Corporate IT is all about trying to balance demand for new technology in the workplace with the need for security. BYOD has been a threat to corporate IT networks for years, but the dependence of employees on tablets using the likes of Dropbox – and the general circumventing of IT rules and regs – is just the start.
Internet of Things (IoT) devices are actively penetrating heavily regulated industries such as healthcare, energy infrastructure, government, financial services, and retail, according to a recent report. This is 'shadow' IT. Not only have IT staff got to think about the BYOD craze, but they've also got to consider the plethora of smart devices and other parts of the IoT that are creating multiple insecure access points.
The IoT threat
Don't think you've got many IoT devices on your corporate network? Think again, says Andrew Hay, Director of Security Research at OpenDNS, who authored the 2015 Internet of Things in Enterprise Report.
"Consumer devices such as Dropcam Internet video cameras, Fitbit wearable fitness devices, Western Digital My Cloud storage devices, various connected medical devices, and Samsung smart TVs continuously beacon-out to servers in the US, Asia, and Europe – even when not in use," writes Hay.
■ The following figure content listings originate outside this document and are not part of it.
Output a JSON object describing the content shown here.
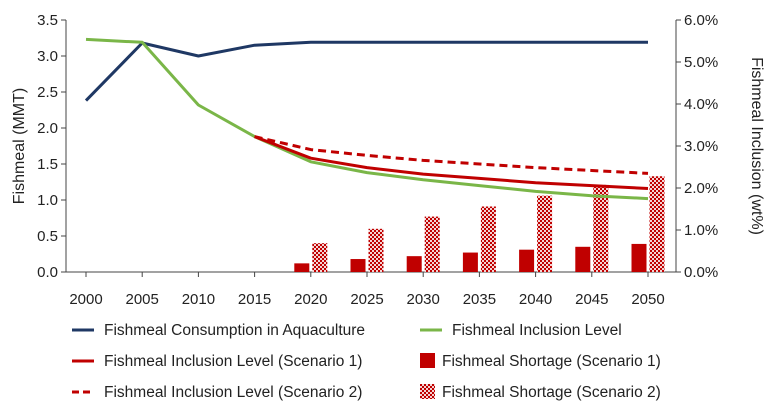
{
  "chart_data": {
    "type": "bar",
    "x": [
      "2000",
      "2005",
      "2010",
      "2015",
      "2020",
      "2025",
      "2030",
      "2035",
      "2040",
      "2045",
      "2050"
    ],
    "ylabel_left": "Fishmeal (MMT)",
    "ylabel_right": "Fishmeal Inclusion (wt%)",
    "ylim_left": [
      0,
      3.5
    ],
    "ylim_right": [
      0,
      6.0
    ],
    "yticks_left": [
      "0.0",
      "0.5",
      "1.0",
      "1.5",
      "2.0",
      "2.5",
      "3.0",
      "3.5"
    ],
    "yticks_right": [
      "0.0%",
      "1.0%",
      "2.0%",
      "3.0%",
      "4.0%",
      "5.0%",
      "6.0%"
    ],
    "grid": false,
    "legend_position": "bottom",
    "series": [
      {
        "name": "Fishmeal Consumption in Aquaculture",
        "kind": "line",
        "axis": "left",
        "color": "#1f3864",
        "style": "solid",
        "values": [
          2.38,
          3.18,
          3.0,
          3.15,
          3.19,
          3.19,
          3.19,
          3.19,
          3.19,
          3.19,
          3.19
        ]
      },
      {
        "name": "Fishmeal Inclusion Level",
        "kind": "line",
        "axis": "left",
        "color": "#7ab648",
        "style": "solid",
        "values": [
          3.23,
          3.19,
          2.32,
          1.88,
          1.53,
          1.38,
          1.28,
          1.2,
          1.12,
          1.06,
          1.02
        ]
      },
      {
        "name": "Fishmeal Inclusion Level (Scenario 1)",
        "kind": "line",
        "axis": "left",
        "color": "#c00000",
        "style": "solid",
        "values": [
          null,
          null,
          null,
          1.88,
          1.58,
          1.45,
          1.36,
          1.3,
          1.24,
          1.2,
          1.16
        ]
      },
      {
        "name": "Fishmeal Inclusion Level (Scenario 2)",
        "kind": "line",
        "axis": "left",
        "color": "#c00000",
        "style": "dashed",
        "values": [
          null,
          null,
          null,
          1.88,
          1.7,
          1.62,
          1.55,
          1.5,
          1.45,
          1.41,
          1.37
        ]
      },
      {
        "name": "Fishmeal Shortage (Scenario 1)",
        "kind": "bar",
        "axis": "left",
        "color": "#c00000",
        "pattern": "solid",
        "values": [
          null,
          null,
          null,
          null,
          0.12,
          0.18,
          0.22,
          0.27,
          0.31,
          0.35,
          0.39
        ]
      },
      {
        "name": "Fishmeal Shortage (Scenario 2)",
        "kind": "bar",
        "axis": "left",
        "color": "#c00000",
        "pattern": "checker",
        "values": [
          null,
          null,
          null,
          null,
          0.4,
          0.6,
          0.77,
          0.91,
          1.06,
          1.21,
          1.33
        ]
      }
    ]
  }
}
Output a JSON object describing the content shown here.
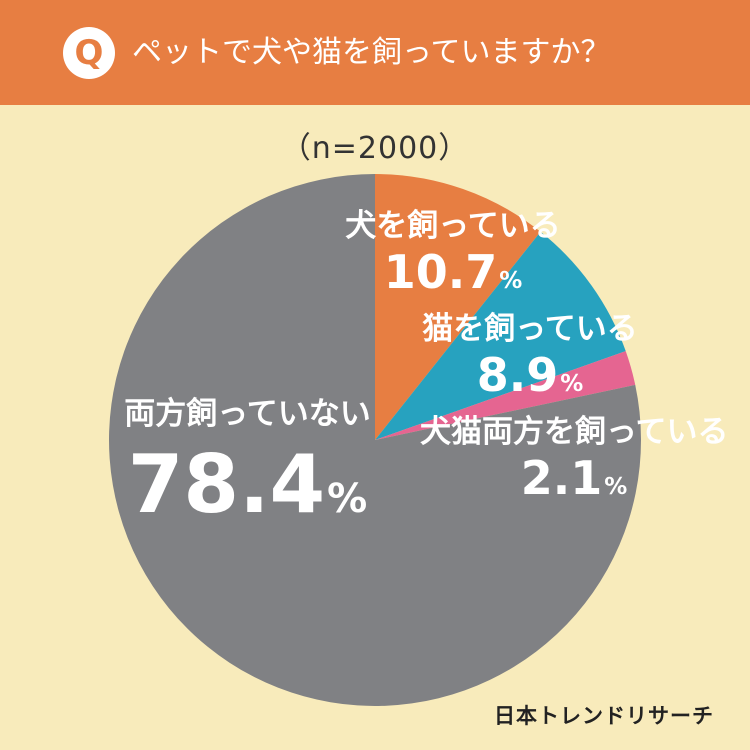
{
  "header": {
    "q_label": "Q",
    "title": "ペットで犬や猫を飼っていますか？"
  },
  "sample_size": "（n=2000）",
  "chart_data": {
    "type": "pie",
    "title": "ペットで犬や猫を飼っていますか？",
    "subtitle": "（n=2000）",
    "slices": [
      {
        "label": "犬を飼っている",
        "value": 10.7,
        "display": "10.7",
        "unit": "%",
        "color": "#e77e42"
      },
      {
        "label": "猫を飼っている",
        "value": 8.9,
        "display": "8.9",
        "unit": "%",
        "color": "#27a2bf"
      },
      {
        "label": "犬猫両方を飼っている",
        "value": 2.1,
        "display": "2.1",
        "unit": "%",
        "color": "#e56591"
      },
      {
        "label": "両方飼っていない",
        "value": 78.4,
        "display": "78.4",
        "unit": "%",
        "color": "#808184"
      }
    ]
  },
  "brand": "日本トレンドリサーチ"
}
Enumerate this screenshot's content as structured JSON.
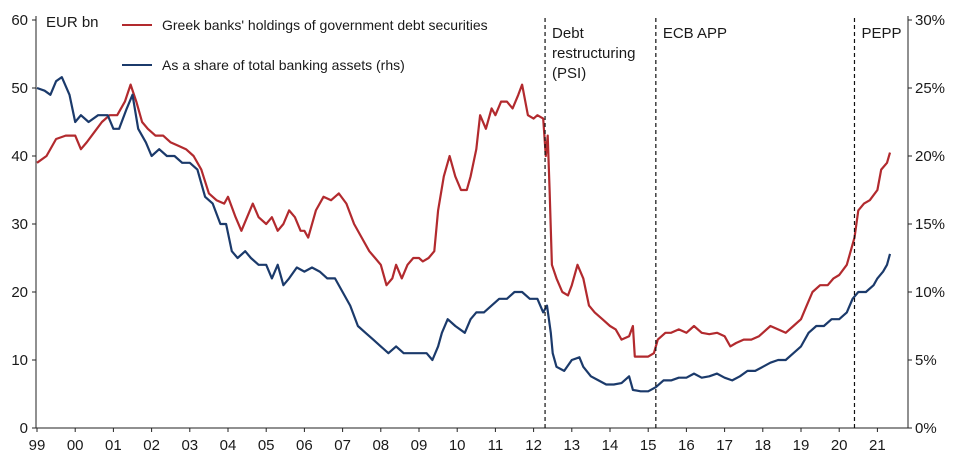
{
  "chart_data": {
    "type": "line",
    "left_axis_unit": "EUR bn",
    "yleft_ticks": [
      "0",
      "10",
      "20",
      "30",
      "40",
      "50",
      "60"
    ],
    "yleft_lim": [
      0,
      60
    ],
    "yright_ticks": [
      "0%",
      "5%",
      "10%",
      "15%",
      "20%",
      "25%",
      "30%"
    ],
    "yright_lim": [
      0,
      30
    ],
    "x_ticks": [
      "99",
      "00",
      "01",
      "02",
      "03",
      "04",
      "05",
      "06",
      "07",
      "08",
      "09",
      "10",
      "11",
      "12",
      "13",
      "14",
      "15",
      "16",
      "17",
      "18",
      "19",
      "20",
      "21"
    ],
    "x_tick_years": [
      1999,
      2000,
      2001,
      2002,
      2003,
      2004,
      2005,
      2006,
      2007,
      2008,
      2009,
      2010,
      2011,
      2012,
      2013,
      2014,
      2015,
      2016,
      2017,
      2018,
      2019,
      2020,
      2021
    ],
    "x_range": [
      1999.0,
      2022.0
    ],
    "series": [
      {
        "name": "Greek banks' holdings of government debt securities",
        "axis": "left",
        "color": "#b22a2e",
        "points": [
          [
            1999.0,
            39
          ],
          [
            1999.25,
            40
          ],
          [
            1999.5,
            42.5
          ],
          [
            1999.75,
            43
          ],
          [
            2000.0,
            43
          ],
          [
            2000.15,
            41
          ],
          [
            2000.3,
            42
          ],
          [
            2000.5,
            43.5
          ],
          [
            2000.7,
            45
          ],
          [
            2000.9,
            46
          ],
          [
            2001.1,
            46
          ],
          [
            2001.3,
            48
          ],
          [
            2001.45,
            50.5
          ],
          [
            2001.6,
            48
          ],
          [
            2001.75,
            45
          ],
          [
            2001.9,
            44
          ],
          [
            2002.1,
            43
          ],
          [
            2002.3,
            43
          ],
          [
            2002.5,
            42
          ],
          [
            2002.7,
            41.5
          ],
          [
            2002.9,
            41
          ],
          [
            2003.1,
            40
          ],
          [
            2003.3,
            38
          ],
          [
            2003.5,
            34.5
          ],
          [
            2003.7,
            33.5
          ],
          [
            2003.9,
            33
          ],
          [
            2004.0,
            34
          ],
          [
            2004.2,
            31
          ],
          [
            2004.35,
            29
          ],
          [
            2004.5,
            31
          ],
          [
            2004.65,
            33
          ],
          [
            2004.8,
            31
          ],
          [
            2005.0,
            30
          ],
          [
            2005.15,
            31
          ],
          [
            2005.3,
            29
          ],
          [
            2005.45,
            30
          ],
          [
            2005.6,
            32
          ],
          [
            2005.75,
            31
          ],
          [
            2005.9,
            29
          ],
          [
            2006.0,
            29
          ],
          [
            2006.1,
            28
          ],
          [
            2006.3,
            32
          ],
          [
            2006.5,
            34
          ],
          [
            2006.7,
            33.5
          ],
          [
            2006.9,
            34.5
          ],
          [
            2007.1,
            33
          ],
          [
            2007.3,
            30
          ],
          [
            2007.5,
            28
          ],
          [
            2007.7,
            26
          ],
          [
            2007.85,
            25
          ],
          [
            2008.0,
            24
          ],
          [
            2008.15,
            21
          ],
          [
            2008.3,
            22
          ],
          [
            2008.4,
            24
          ],
          [
            2008.55,
            22
          ],
          [
            2008.7,
            24
          ],
          [
            2008.85,
            25
          ],
          [
            2009.0,
            25
          ],
          [
            2009.1,
            24.5
          ],
          [
            2009.25,
            25
          ],
          [
            2009.4,
            26
          ],
          [
            2009.5,
            32
          ],
          [
            2009.65,
            37
          ],
          [
            2009.8,
            40
          ],
          [
            2009.95,
            37
          ],
          [
            2010.1,
            35
          ],
          [
            2010.25,
            35
          ],
          [
            2010.35,
            37
          ],
          [
            2010.5,
            41
          ],
          [
            2010.6,
            46
          ],
          [
            2010.75,
            44
          ],
          [
            2010.9,
            47
          ],
          [
            2011.0,
            46
          ],
          [
            2011.15,
            48
          ],
          [
            2011.3,
            48
          ],
          [
            2011.45,
            47
          ],
          [
            2011.6,
            49
          ],
          [
            2011.7,
            50.5
          ],
          [
            2011.85,
            46
          ],
          [
            2012.0,
            45.5
          ],
          [
            2012.1,
            46
          ],
          [
            2012.25,
            45.5
          ],
          [
            2012.32,
            40
          ],
          [
            2012.37,
            43
          ],
          [
            2012.42,
            35
          ],
          [
            2012.48,
            24
          ],
          [
            2012.6,
            22
          ],
          [
            2012.75,
            20
          ],
          [
            2012.9,
            19.5
          ],
          [
            2013.0,
            21
          ],
          [
            2013.15,
            24
          ],
          [
            2013.3,
            22
          ],
          [
            2013.45,
            18
          ],
          [
            2013.6,
            17
          ],
          [
            2013.8,
            16
          ],
          [
            2014.0,
            15
          ],
          [
            2014.15,
            14.5
          ],
          [
            2014.3,
            13
          ],
          [
            2014.5,
            13.5
          ],
          [
            2014.6,
            15
          ],
          [
            2014.65,
            10.5
          ],
          [
            2014.8,
            10.5
          ],
          [
            2015.0,
            10.5
          ],
          [
            2015.15,
            11
          ],
          [
            2015.25,
            13
          ],
          [
            2015.45,
            14
          ],
          [
            2015.6,
            14
          ],
          [
            2015.8,
            14.5
          ],
          [
            2016.0,
            14
          ],
          [
            2016.2,
            15
          ],
          [
            2016.4,
            14
          ],
          [
            2016.6,
            13.8
          ],
          [
            2016.8,
            14
          ],
          [
            2017.0,
            13.5
          ],
          [
            2017.15,
            12
          ],
          [
            2017.3,
            12.5
          ],
          [
            2017.5,
            13
          ],
          [
            2017.7,
            13
          ],
          [
            2017.9,
            13.5
          ],
          [
            2018.0,
            14
          ],
          [
            2018.2,
            15
          ],
          [
            2018.4,
            14.5
          ],
          [
            2018.6,
            14
          ],
          [
            2018.8,
            15
          ],
          [
            2019.0,
            16
          ],
          [
            2019.15,
            18
          ],
          [
            2019.3,
            20
          ],
          [
            2019.5,
            21
          ],
          [
            2019.7,
            21
          ],
          [
            2019.85,
            22
          ],
          [
            2020.0,
            22.5
          ],
          [
            2020.2,
            24
          ],
          [
            2020.4,
            28
          ],
          [
            2020.5,
            32
          ],
          [
            2020.65,
            33
          ],
          [
            2020.8,
            33.5
          ],
          [
            2021.0,
            35
          ],
          [
            2021.1,
            38
          ],
          [
            2021.25,
            39
          ],
          [
            2021.33,
            40.5
          ]
        ]
      },
      {
        "name": "As a share of total banking assets (rhs)",
        "axis": "right",
        "color": "#1b3a6b",
        "points": [
          [
            1999.0,
            25
          ],
          [
            1999.2,
            24.8
          ],
          [
            1999.35,
            24.5
          ],
          [
            1999.5,
            25.5
          ],
          [
            1999.65,
            25.8
          ],
          [
            1999.85,
            24.5
          ],
          [
            2000.0,
            22.5
          ],
          [
            2000.15,
            23
          ],
          [
            2000.35,
            22.5
          ],
          [
            2000.6,
            23
          ],
          [
            2000.85,
            23
          ],
          [
            2001.0,
            22
          ],
          [
            2001.15,
            22
          ],
          [
            2001.35,
            23.5
          ],
          [
            2001.5,
            24.5
          ],
          [
            2001.65,
            22
          ],
          [
            2001.85,
            21
          ],
          [
            2002.0,
            20
          ],
          [
            2002.2,
            20.5
          ],
          [
            2002.4,
            20
          ],
          [
            2002.6,
            20
          ],
          [
            2002.8,
            19.5
          ],
          [
            2003.0,
            19.5
          ],
          [
            2003.2,
            19
          ],
          [
            2003.4,
            17
          ],
          [
            2003.6,
            16.5
          ],
          [
            2003.8,
            15
          ],
          [
            2003.95,
            15
          ],
          [
            2004.1,
            13
          ],
          [
            2004.25,
            12.5
          ],
          [
            2004.45,
            13
          ],
          [
            2004.6,
            12.5
          ],
          [
            2004.8,
            12
          ],
          [
            2005.0,
            12
          ],
          [
            2005.15,
            11
          ],
          [
            2005.3,
            12
          ],
          [
            2005.45,
            10.5
          ],
          [
            2005.6,
            11
          ],
          [
            2005.8,
            11.8
          ],
          [
            2006.0,
            11.5
          ],
          [
            2006.2,
            11.8
          ],
          [
            2006.4,
            11.5
          ],
          [
            2006.6,
            11
          ],
          [
            2006.8,
            11
          ],
          [
            2007.0,
            10
          ],
          [
            2007.2,
            9
          ],
          [
            2007.4,
            7.5
          ],
          [
            2007.6,
            7
          ],
          [
            2007.8,
            6.5
          ],
          [
            2008.0,
            6
          ],
          [
            2008.2,
            5.5
          ],
          [
            2008.4,
            6
          ],
          [
            2008.6,
            5.5
          ],
          [
            2008.8,
            5.5
          ],
          [
            2009.0,
            5.5
          ],
          [
            2009.2,
            5.5
          ],
          [
            2009.35,
            5
          ],
          [
            2009.5,
            6
          ],
          [
            2009.6,
            7
          ],
          [
            2009.75,
            8
          ],
          [
            2009.95,
            7.5
          ],
          [
            2010.2,
            7
          ],
          [
            2010.35,
            8
          ],
          [
            2010.5,
            8.5
          ],
          [
            2010.7,
            8.5
          ],
          [
            2010.9,
            9
          ],
          [
            2011.1,
            9.5
          ],
          [
            2011.3,
            9.5
          ],
          [
            2011.5,
            10
          ],
          [
            2011.7,
            10
          ],
          [
            2011.9,
            9.5
          ],
          [
            2012.1,
            9.5
          ],
          [
            2012.25,
            8.5
          ],
          [
            2012.35,
            9
          ],
          [
            2012.45,
            7
          ],
          [
            2012.5,
            5.5
          ],
          [
            2012.6,
            4.5
          ],
          [
            2012.8,
            4.2
          ],
          [
            2013.0,
            5
          ],
          [
            2013.2,
            5.2
          ],
          [
            2013.3,
            4.5
          ],
          [
            2013.5,
            3.8
          ],
          [
            2013.7,
            3.5
          ],
          [
            2013.9,
            3.2
          ],
          [
            2014.1,
            3.2
          ],
          [
            2014.3,
            3.3
          ],
          [
            2014.5,
            3.8
          ],
          [
            2014.6,
            2.8
          ],
          [
            2014.8,
            2.7
          ],
          [
            2015.0,
            2.7
          ],
          [
            2015.2,
            3
          ],
          [
            2015.4,
            3.5
          ],
          [
            2015.6,
            3.5
          ],
          [
            2015.8,
            3.7
          ],
          [
            2016.0,
            3.7
          ],
          [
            2016.2,
            4
          ],
          [
            2016.4,
            3.7
          ],
          [
            2016.6,
            3.8
          ],
          [
            2016.8,
            4
          ],
          [
            2017.0,
            3.7
          ],
          [
            2017.2,
            3.5
          ],
          [
            2017.4,
            3.8
          ],
          [
            2017.6,
            4.2
          ],
          [
            2017.8,
            4.2
          ],
          [
            2018.0,
            4.5
          ],
          [
            2018.2,
            4.8
          ],
          [
            2018.4,
            5
          ],
          [
            2018.6,
            5
          ],
          [
            2018.8,
            5.5
          ],
          [
            2019.0,
            6
          ],
          [
            2019.2,
            7
          ],
          [
            2019.4,
            7.5
          ],
          [
            2019.6,
            7.5
          ],
          [
            2019.8,
            8
          ],
          [
            2020.0,
            8
          ],
          [
            2020.2,
            8.5
          ],
          [
            2020.35,
            9.5
          ],
          [
            2020.5,
            10
          ],
          [
            2020.7,
            10
          ],
          [
            2020.9,
            10.5
          ],
          [
            2021.0,
            11
          ],
          [
            2021.15,
            11.5
          ],
          [
            2021.25,
            12
          ],
          [
            2021.33,
            12.8
          ]
        ]
      }
    ],
    "events": [
      {
        "label_lines": [
          "Debt",
          "restructuring",
          "(PSI)"
        ],
        "x": 2012.3
      },
      {
        "label_lines": [
          "ECB APP"
        ],
        "x": 2015.2
      },
      {
        "label_lines": [
          "PEPP"
        ],
        "x": 2020.4
      }
    ]
  }
}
Even worse, a survey of more than 500 IT and security professionals found that 23% of respondents make no attempt to prevent someone from connecting unauthorised devices to their company's networks.
In practice, the IoT is a free-for-all.
What kinds of devices?
IoT in the workplace already has a broad reach. "You are looking at everything from lifts to vending machines to heating control systems and smart utility meters on one side, to the IP-enabled coffee maker in the kitchen, the CCTV cameras in the hallways and car park to the smartwatches on employees' wrists at the other extreme," says Sergio Galindo, general manager, GFI Software.
It's a growing threat, too; IoT in the workplace is on the verge of a surge. "With a full range of smart building technologies and business appliances now IP-enabled and in everyday use to allow for remote monitoring, maintenance and configuration, the Internet of Things is already heavily entrenched in the business world, while the consumer world is still in its infancy," adds Galindo.
The shadow IoT
The more devices you have connected to the internet, the more vulnerable you are. "All devices, such as smart TVs, network attached storage (NAS) devices and wearables such as Fitbit do potentially expose a corporate network," says Dr Kevin Curran, Technical Expert at the IEEE, though he does point out that IoT devices are not equal, and that an infrequently patched Windows XP machine exposed to a network is much more of a threat than a webcam on the same network.
"Each device should be secure by default – it should only perform specific tasks and stop unauthorised activities from being carried out," says Amol Sarwate, Director of Engineering at Qualys. "Unfortunately, many developers don't have this mind-set in place from the start."
Even so, many IoT devices are not treated as potential threats, and IT staff often overlook them. "This can be simple things like not applying patches that are available to fix known problems, or not putting authentication steps in place to verify who has access," says Sarwate. "When these systems are on their own private networks, they can be easily mitigated, but adding internet access leads to immediate problems."
Smart devices are not as simple to update as they ought to be. "With these devices, it's about making sure they have the latest firmware installed," says Galindo. "If manufacturers issue updates, getting those updates into everything from a smart thermostat to a smart lighting system is both important and time-consuming."
Patch management systems can help automate some of the software updating not covered by the likes of Windows Update, but with most IoT devices, it's going to involve manually looking for updates, downloading and manually applying them.